Many factors contribute to this job satisfaction decline, including the sheer boredom of many modern workplaces, where many workers are still treated like cogs in a wheel instead of recognized for their creative contributions. We’ve traded hard labor on a factory or farm for digital repetition—and it’s killing us, quite literally.
What would happen to modern organizations if we applied the Drucker imperative, and started managing workers more like volunteers?
Building a Collaborative WorkplaceAt 18 Coffees, we’ve started applying the principles of community organizing, learned through years working for President Obama, the Organizer-in-Chief, to workplace development and employee engagement for our clients. The Obama organization mantra was Respect. Empower. Include.
What would happen if those principles were applied to the workplace? A few mindshift changes would happen:
- Respect: Human Resources would start nurturing and protecting employees just as much as it protects the company’s reputation.
- Empower: Managers would seek to build consensus, and train up the next generation of leaders, rather than only drive for performance.
- Include: The workplace would cease being a hierarchical panopticon, with every employee constantly looking over their shoulder, and start being a community of professionals organized toward a common purpose.
Command-and-control models of management can lead to both cultural and financial problems. For years, Microsoft’s senior leadership made some very public bets on the wrong direction for the company. Once Satya Nadella took over as CEO in 2014 with a more empathetic management approach that empowered individual business units, the company soared back into relevancy.
What Do Employees Want?
Treating employees like a cog in a wheel of the corporate machine is the fastest way to burn out employees who are looking for reasons to care about their work. Contrary to common belief, employees don’t usually need more money or perks to report better job satisfaction. What they need instead:
- Purpose: They need to understand why their role matters to the larger organization, and how it works in partnership with their managers and coworkers. They want both an individual purpose and corporate purpose; respect for their work and common cause with their peers.

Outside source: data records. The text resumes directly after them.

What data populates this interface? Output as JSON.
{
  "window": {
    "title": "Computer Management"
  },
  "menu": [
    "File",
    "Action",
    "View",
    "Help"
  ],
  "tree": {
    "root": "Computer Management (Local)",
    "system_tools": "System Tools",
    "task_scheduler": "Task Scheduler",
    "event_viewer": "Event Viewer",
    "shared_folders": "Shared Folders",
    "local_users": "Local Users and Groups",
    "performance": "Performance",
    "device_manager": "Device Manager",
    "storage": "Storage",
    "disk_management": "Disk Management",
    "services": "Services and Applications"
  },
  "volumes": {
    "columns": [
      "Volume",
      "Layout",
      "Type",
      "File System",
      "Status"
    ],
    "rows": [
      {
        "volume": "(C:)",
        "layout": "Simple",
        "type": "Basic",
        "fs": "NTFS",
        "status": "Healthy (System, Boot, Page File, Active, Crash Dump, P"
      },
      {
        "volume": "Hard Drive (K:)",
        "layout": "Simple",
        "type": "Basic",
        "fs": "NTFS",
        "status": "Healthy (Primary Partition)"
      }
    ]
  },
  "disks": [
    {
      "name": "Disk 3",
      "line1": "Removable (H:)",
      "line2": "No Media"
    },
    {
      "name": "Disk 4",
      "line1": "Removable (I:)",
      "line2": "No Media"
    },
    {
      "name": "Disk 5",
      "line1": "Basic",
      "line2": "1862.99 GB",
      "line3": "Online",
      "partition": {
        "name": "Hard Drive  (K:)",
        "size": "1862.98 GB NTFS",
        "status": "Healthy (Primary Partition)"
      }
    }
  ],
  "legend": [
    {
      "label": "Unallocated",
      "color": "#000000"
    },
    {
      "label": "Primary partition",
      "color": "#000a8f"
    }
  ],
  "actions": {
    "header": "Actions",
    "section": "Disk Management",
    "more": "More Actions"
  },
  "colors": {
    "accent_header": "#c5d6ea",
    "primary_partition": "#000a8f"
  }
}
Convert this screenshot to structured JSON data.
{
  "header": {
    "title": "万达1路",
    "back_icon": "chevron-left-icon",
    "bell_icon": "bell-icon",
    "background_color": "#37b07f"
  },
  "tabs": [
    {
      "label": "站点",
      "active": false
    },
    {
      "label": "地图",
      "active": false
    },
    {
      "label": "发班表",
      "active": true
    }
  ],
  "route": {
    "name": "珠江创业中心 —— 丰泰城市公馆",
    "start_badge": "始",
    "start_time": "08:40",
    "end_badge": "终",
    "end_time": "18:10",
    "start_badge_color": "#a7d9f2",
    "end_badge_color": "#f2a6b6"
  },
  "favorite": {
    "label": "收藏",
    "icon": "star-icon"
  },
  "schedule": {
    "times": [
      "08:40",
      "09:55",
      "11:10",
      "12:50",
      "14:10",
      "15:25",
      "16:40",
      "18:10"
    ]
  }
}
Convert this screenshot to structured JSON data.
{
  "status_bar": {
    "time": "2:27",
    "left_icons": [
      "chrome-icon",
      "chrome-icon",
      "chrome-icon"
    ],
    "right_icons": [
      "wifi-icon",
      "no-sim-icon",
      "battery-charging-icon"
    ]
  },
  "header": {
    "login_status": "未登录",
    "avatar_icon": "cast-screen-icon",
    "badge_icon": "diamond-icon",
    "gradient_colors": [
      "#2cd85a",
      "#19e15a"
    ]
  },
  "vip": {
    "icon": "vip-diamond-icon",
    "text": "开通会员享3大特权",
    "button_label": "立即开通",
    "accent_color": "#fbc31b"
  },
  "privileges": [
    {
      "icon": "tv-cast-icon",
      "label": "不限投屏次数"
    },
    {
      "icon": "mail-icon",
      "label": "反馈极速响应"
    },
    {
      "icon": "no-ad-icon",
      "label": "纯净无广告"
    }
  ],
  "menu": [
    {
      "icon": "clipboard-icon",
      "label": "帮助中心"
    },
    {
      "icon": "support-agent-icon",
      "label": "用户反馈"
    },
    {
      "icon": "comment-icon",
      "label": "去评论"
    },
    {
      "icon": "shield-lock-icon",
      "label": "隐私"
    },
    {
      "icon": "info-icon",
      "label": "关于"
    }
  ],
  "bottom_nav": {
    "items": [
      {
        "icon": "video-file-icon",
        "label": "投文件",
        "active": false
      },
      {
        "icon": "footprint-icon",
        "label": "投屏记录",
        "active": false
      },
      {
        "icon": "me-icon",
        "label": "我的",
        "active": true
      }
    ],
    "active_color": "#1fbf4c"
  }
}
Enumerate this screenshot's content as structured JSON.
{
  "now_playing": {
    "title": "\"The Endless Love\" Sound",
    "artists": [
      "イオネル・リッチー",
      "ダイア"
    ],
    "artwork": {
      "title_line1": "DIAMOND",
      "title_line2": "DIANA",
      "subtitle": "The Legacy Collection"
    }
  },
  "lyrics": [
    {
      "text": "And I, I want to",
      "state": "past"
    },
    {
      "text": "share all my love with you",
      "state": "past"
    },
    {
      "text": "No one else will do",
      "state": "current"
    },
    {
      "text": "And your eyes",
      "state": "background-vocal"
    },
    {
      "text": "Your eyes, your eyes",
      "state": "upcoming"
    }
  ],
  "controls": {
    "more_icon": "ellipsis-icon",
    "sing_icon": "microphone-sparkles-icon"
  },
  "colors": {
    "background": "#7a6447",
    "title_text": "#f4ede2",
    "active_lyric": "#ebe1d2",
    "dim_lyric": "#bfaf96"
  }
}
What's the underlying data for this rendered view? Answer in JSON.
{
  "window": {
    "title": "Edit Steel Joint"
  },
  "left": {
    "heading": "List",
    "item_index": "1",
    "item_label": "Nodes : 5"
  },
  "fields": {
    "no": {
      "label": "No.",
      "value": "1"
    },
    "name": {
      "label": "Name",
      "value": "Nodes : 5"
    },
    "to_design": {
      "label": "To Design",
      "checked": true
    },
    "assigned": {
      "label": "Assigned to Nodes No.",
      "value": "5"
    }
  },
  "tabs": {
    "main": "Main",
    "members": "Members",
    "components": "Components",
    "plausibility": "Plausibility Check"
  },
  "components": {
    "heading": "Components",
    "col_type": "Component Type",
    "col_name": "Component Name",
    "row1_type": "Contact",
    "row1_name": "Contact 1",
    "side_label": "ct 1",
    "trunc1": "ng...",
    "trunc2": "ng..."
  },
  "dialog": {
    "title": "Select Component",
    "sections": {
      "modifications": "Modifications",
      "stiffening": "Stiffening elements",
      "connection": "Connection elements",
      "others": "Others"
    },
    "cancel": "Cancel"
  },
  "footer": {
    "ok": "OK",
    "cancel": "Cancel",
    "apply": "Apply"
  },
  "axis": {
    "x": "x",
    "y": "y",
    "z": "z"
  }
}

- Experience: It’s not enough that a company puts a mission statement on paper, even if that mission is one that resonates with its employees. A mission needs to be lived. Employees need to feel it in their bones. Constant communication about the mission, why it matters, and what progress is being made toward it goes a long way toward people not feeling like it’s only corporate B.S.
- Structure: The most passionate employee will lose morale if the bureaucracy of an organization hinders any forward movement. Too often companies have hierarchy for the sake of hierarchy, technology for the sake of technology. Simplify and empower.
Could treating employees like volunteers help increase engagement? To really treat knowledge workers as volunteers, it means flipping from the typical corporate HR narrative. Companies have to stop throwing money at the problem of employee engagement and do the real work of changing the culture in practice, often through re-training management, improving processes, building sophisticated internal communications, or in extreme cases, re-aligning org charts and job descriptions.
Management teams worried about employee engagement should stop innovating around the edges and put a real stake in the ground with bold moves. Community organizing is hard work, but it will pay off in better job satisfaction and better outcomes for the business.